Here is a random word origin that I stumbled across completely by accident. The country Cameroon, located on the western coast of Africa, translates to ‘shrimp’. Cameroon is commonly called ‘Africa in miniature’ because they claim to have a sampling of everything Africa has to offer, culturally and geographically, including an amazing 200 linguistic groups in one small country. Cameroon earned its name from the Portuguese explorers who named the river they found, Rio dos Cameroes, or ‘Shrimp River’. Perhaps you are familiar with the Mexican dish ‘coctel de camaron’ which means ‘shrimp cocktail’.
Cameroon is of course not the only country name that relates to food. Turkey, as in the bird, is named as such because Europe got their first turkeys from Turkish traders. The Turkish, however, got their turkeys from India, so in the Turkish language, turkeys are ‘hindi’ or literally translated as “Indian”. In French, turkey (the bird) is called ‘dinde’ which is a contraction of ‘poulet d’inde’ or literally ‘chicken from India’. In fact in many other languages (including Hebrew, Polish, Dutch, Danish, Estonian, Swedish, Indonesian), turkeys are actually associated with the country India, not Turkey.
‘Pavo‘ is the Spanish name for turkey, which is a bit of an outlier. ‘Pavo’ means ‘peacock’ and comes from Latin. Many other languages use a word like ‘pavo’ to mean peacock, but Spanish is the only one I found that groups turkeys and peacocks together like this (‘pavo real’ or ‘royal peacock’ being the name used to distinguish peacocks from turkeys).

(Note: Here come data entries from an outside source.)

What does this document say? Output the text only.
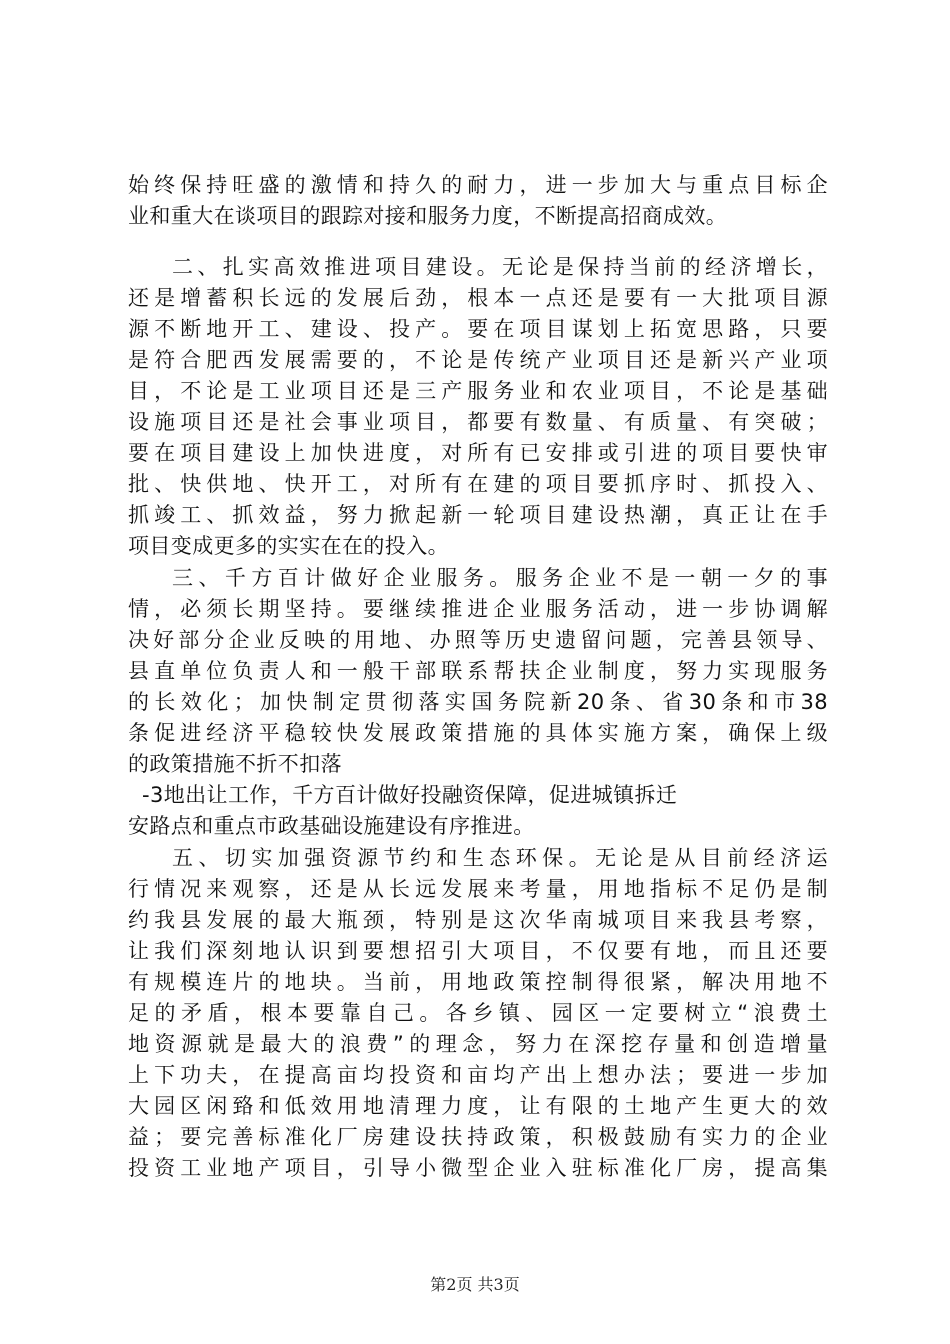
始终保持旺盛的激情和持久的耐力，进一步加大与重点目标企
业和重大在谈项目的跟踪对接和服务力度，不断提高招商成效。
二、扎实高效推进项目建设。无论是保持当前的经济增长，
还是增蓄积长远的发展后劲，根本一点还是要有一大批项目源
源不断地开工、建设、投产。要在项目谋划上拓宽思路，只要
是符合肥西发展需要的，不论是传统产业项目还是新兴产业项
目，不论是工业项目还是三产服务业和农业项目，不论是基础
设施项目还是社会事业项目，都要有数量、有质量、有突破；
要在项目建设上加快进度，对所有已安排或引进的项目要快审
批、快供地、快开工，对所有在建的项目要抓序时、抓投入、
抓竣工、抓效益，努力掀起新一轮项目建设热潮，真正让在手
项目变成更多的实实在在的投入。
三、千方百计做好企业服务。服务企业不是一朝一夕的事
情，必须长期坚持。要继续推进企业服务活动，进一步协调解
决好部分企业反映的用地、办照等历史遗留问题，完善县领导、
县直单位负责人和一般干部联系帮扶企业制度，努力实现服务
的长效化；加快制定贯彻落实国务院新20条、省30条和市38
条促进经济平稳较快发展政策措施的具体实施方案，确保上级
的政策措施不折不扣落
-3地出让工作，千方百计做好投融资保障，促进城镇拆迁
安路点和重点市政基础设施建设有序推进。
五、切实加强资源节约和生态环保。无论是从目前经济运
行情况来观察，还是从长远发展来考量，用地指标不足仍是制
约我县发展的最大瓶颈，特别是这次华南城项目来我县考察，
让我们深刻地认识到要想招引大项目，不仅要有地，而且还要
有规模连片的地块。当前，用地政策控制得很紧，解决用地不
足的矛盾，根本要靠自己。各乡镇、园区一定要树立“浪费土
地资源就是最大的浪费”的理念，努力在深挖存量和创造增量
上下功夫，在提高亩均投资和亩均产出上想办法；要进一步加
大园区闲臵和低效用地清理力度，让有限的土地产生更大的效
益；要完善标准化厂房建设扶持政策，积极鼓励有实力的企业
投资工业地产项目，引导小微型企业入驻标准化厂房，提高集
第2页 共3页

My favorite name for the bird, however, is in Japanese and Korean, ‘shichimencho‘ and ‘chilmyeonjo‘, respectively, which mean ‘seven-faced bird’. This comes from the ability of the turkey to change its face depending on its mood. I like this concept for the novelty, but it doesn’t make me want a ‘seven-faced bird and Swiss cheese sandwich’.